From 2011 to 2013, I was employed on a project building sliding robot doors for a high profile Hamptons summer home. I had been hired to bring metal design and manufacturing experience (limited though mine was) to a company whose primary media were (and remain) glass and wood. I established a small machine and R&D shop and became the lead designer of a totally unique product. I saw the project through the research, testing, procurement, assembly, installation, and activation phases. I was then intimately involved in creating and completing an extensive troubleshooting and maintenance schedule.
The product we built is a multi-level system of electronic doors. The client's residence was located just behind the barrier dune separating the Atlantic Ocean from Shinnecock Bay, and its exterior walls consist primarily of glass. The client wanted a structure that could be completely opened up, so that the interior and exterior spaces could be used seamlessly. Our system allows whole elevations of the house to be moved out of the way, transforming an enclosed space into what amounts to an open beach pavilion.
The main house, an 8000SF single bedroom box, as 60 units, each of which measures roughly twelve feet tall by seven feet wide, and weighs about a ton. The doors roll on custom hardware which allows low voltage power to be transmitted from the jamb to the sash, and inside each door (the frames, which are clad in blackened mahogany, are built of a system of custom aluminum extrusions which house a host of components) is a proprietary single-chip computer, which communicates over the live rail with the client's home automation system. Each door also contains a number of custom BLDC motor driven actuators, which position the doors in the jamb and lock them to adjacent doors; and a medical grade air compressor and pneumatic system, which is used to activate an inflatable pneumatic weatherseal. The doors can position sense and have a number of possible states (e.g. locked, unlocked, vented), each with its own rules and sequences for transitioning to another state.

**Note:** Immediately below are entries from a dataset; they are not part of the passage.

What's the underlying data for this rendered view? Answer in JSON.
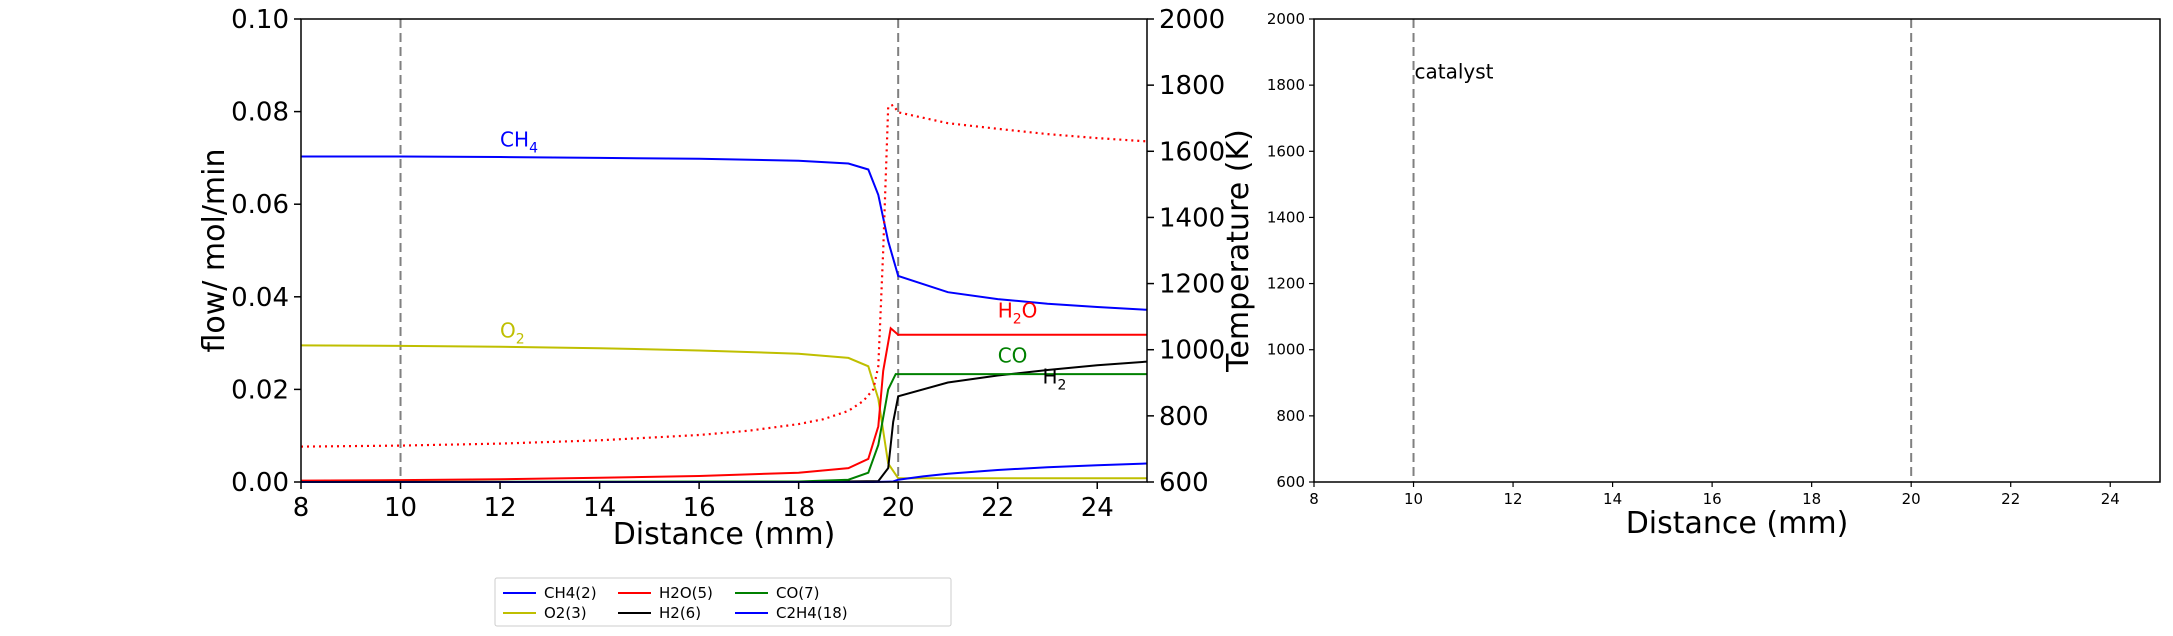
{
  "chart_data": [
    {
      "type": "line",
      "xlabel": "Distance (mm)",
      "ylabel": "flow/ mol/min",
      "y2label": "Temperature (K)",
      "xlim": [
        8,
        25
      ],
      "ylim": [
        0,
        0.1
      ],
      "y2lim": [
        600,
        2000
      ],
      "xticks": [
        "8",
        "10",
        "12",
        "14",
        "16",
        "18",
        "20",
        "22",
        "24"
      ],
      "yticks": [
        "0.00",
        "0.02",
        "0.04",
        "0.06",
        "0.08",
        "0.10"
      ],
      "y2ticks": [
        "600",
        "800",
        "1000",
        "1200",
        "1400",
        "1600",
        "1800",
        "2000"
      ],
      "vlines": [
        10,
        20
      ],
      "grid": false,
      "series": [
        {
          "name": "CH4(2)",
          "color": "#0000ff",
          "style": "solid",
          "x": [
            8,
            10,
            12,
            14,
            16,
            18,
            19,
            19.4,
            19.6,
            19.8,
            20,
            21,
            22,
            23,
            24,
            25
          ],
          "y": [
            0.0703,
            0.0703,
            0.0702,
            0.07,
            0.0698,
            0.0694,
            0.0688,
            0.0675,
            0.062,
            0.052,
            0.0445,
            0.041,
            0.0395,
            0.0385,
            0.0378,
            0.0372
          ]
        },
        {
          "name": "O2(3)",
          "color": "#bfbf00",
          "style": "solid",
          "x": [
            8,
            10,
            12,
            14,
            16,
            18,
            19,
            19.4,
            19.6,
            19.8,
            20,
            21,
            25
          ],
          "y": [
            0.0295,
            0.0294,
            0.0292,
            0.0289,
            0.0284,
            0.0277,
            0.0268,
            0.025,
            0.018,
            0.004,
            0.0008,
            0.0008,
            0.0008
          ]
        },
        {
          "name": "H2O(5)",
          "color": "#ff0000",
          "style": "solid",
          "x": [
            8,
            10,
            12,
            14,
            16,
            18,
            19,
            19.4,
            19.6,
            19.7,
            19.85,
            20,
            21,
            22,
            23,
            24,
            25
          ],
          "y": [
            0.0003,
            0.0004,
            0.0006,
            0.0009,
            0.0013,
            0.002,
            0.003,
            0.005,
            0.012,
            0.024,
            0.0332,
            0.0318,
            0.0318,
            0.0318,
            0.0318,
            0.0318,
            0.0318
          ]
        },
        {
          "name": "H2(6)",
          "color": "#000000",
          "style": "solid",
          "x": [
            8,
            18,
            19.6,
            19.8,
            19.9,
            20,
            21,
            22,
            23,
            24,
            25
          ],
          "y": [
            0,
            0,
            0.0002,
            0.003,
            0.013,
            0.0185,
            0.0215,
            0.023,
            0.0242,
            0.0252,
            0.026
          ]
        },
        {
          "name": "CO(7)",
          "color": "#008000",
          "style": "solid",
          "x": [
            8,
            18,
            19,
            19.4,
            19.6,
            19.8,
            19.95,
            20,
            21,
            25
          ],
          "y": [
            0,
            0.0001,
            0.0005,
            0.002,
            0.008,
            0.02,
            0.0233,
            0.0233,
            0.0233,
            0.0233
          ]
        },
        {
          "name": "C2H4(18)",
          "color": "#0000ff",
          "style": "solid",
          "x": [
            8,
            19.5,
            19.9,
            20,
            20.5,
            21,
            22,
            23,
            24,
            25
          ],
          "y": [
            0,
            0,
            0.0001,
            0.0005,
            0.0012,
            0.0018,
            0.0026,
            0.0032,
            0.0036,
            0.004
          ]
        },
        {
          "name": "",
          "color": "#ff0000",
          "style": "dotted",
          "axis": "right",
          "x": [
            8,
            10,
            12,
            14,
            16,
            17,
            18,
            18.5,
            19,
            19.3,
            19.5,
            19.6,
            19.7,
            19.8,
            19.9,
            20,
            21,
            22,
            23,
            24,
            25
          ],
          "y": [
            707,
            710,
            716,
            726,
            742,
            755,
            775,
            790,
            815,
            845,
            880,
            950,
            1300,
            1735,
            1740,
            1718,
            1685,
            1668,
            1652,
            1640,
            1630
          ]
        }
      ],
      "annotations": [
        {
          "text": "CH",
          "sub": "4",
          "x": 12.0,
          "y": 0.0725,
          "color": "#0000ff"
        },
        {
          "text": "O",
          "sub": "2",
          "x": 12.0,
          "y": 0.0312,
          "color": "#bfbf00"
        },
        {
          "text": "H",
          "sub": "2",
          "tail": "O",
          "x": 22.0,
          "y": 0.0355,
          "color": "#ff0000"
        },
        {
          "text": "CO",
          "x": 22.0,
          "y": 0.0258,
          "color": "#008000"
        },
        {
          "text": "H",
          "sub": "2",
          "x": 22.9,
          "y": 0.0213,
          "color": "#000000"
        }
      ],
      "legend": {
        "position": "bottom",
        "columns": 4
      }
    },
    {
      "type": "line",
      "xlabel": "Distance (mm)",
      "xlim": [
        8,
        25
      ],
      "ylim": [
        600,
        2000
      ],
      "xticks": [
        "8",
        "10",
        "12",
        "14",
        "16",
        "18",
        "20",
        "22",
        "24"
      ],
      "yticks": [
        "600",
        "800",
        "1000",
        "1200",
        "1400",
        "1600",
        "1800",
        "2000"
      ],
      "vlines": [
        10,
        20
      ],
      "grid": false,
      "series": [],
      "annotations": [
        {
          "text": "catalyst",
          "x": 10.0,
          "y": 1820,
          "color": "#000000"
        }
      ]
    }
  ]
}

I was responsible for designing, prototyping and testing the systems listed above. I produced machine drawings and managed the production (both internal and oursourced) of all the parts, and was responsible for ensuring that the necessary components for each subassembly came in on schedule. I managed the production and testing of all subassemblies, and was a key part of the management team responsible for assembling the finished doors. I also worked closely with outside contractors, including extruders (aluminum, bronze, plastic and rubber), CNC shops, anodizers, injection molding shops, and embedded systems engineers.
My time on the project gave me the opportunity to take my one-off and custom manufacturing and design experience and scale it up, both in terms of the complexity of the product and the quantity of units produced. The job also gave me the opportunity to travel to China, where I visited a number of manufacturing facilities and eventually found a machine shop there which supplied a number of components for my project.
In the end I departed my position in order to relocate, leaving behind a capable team that I helped assemble.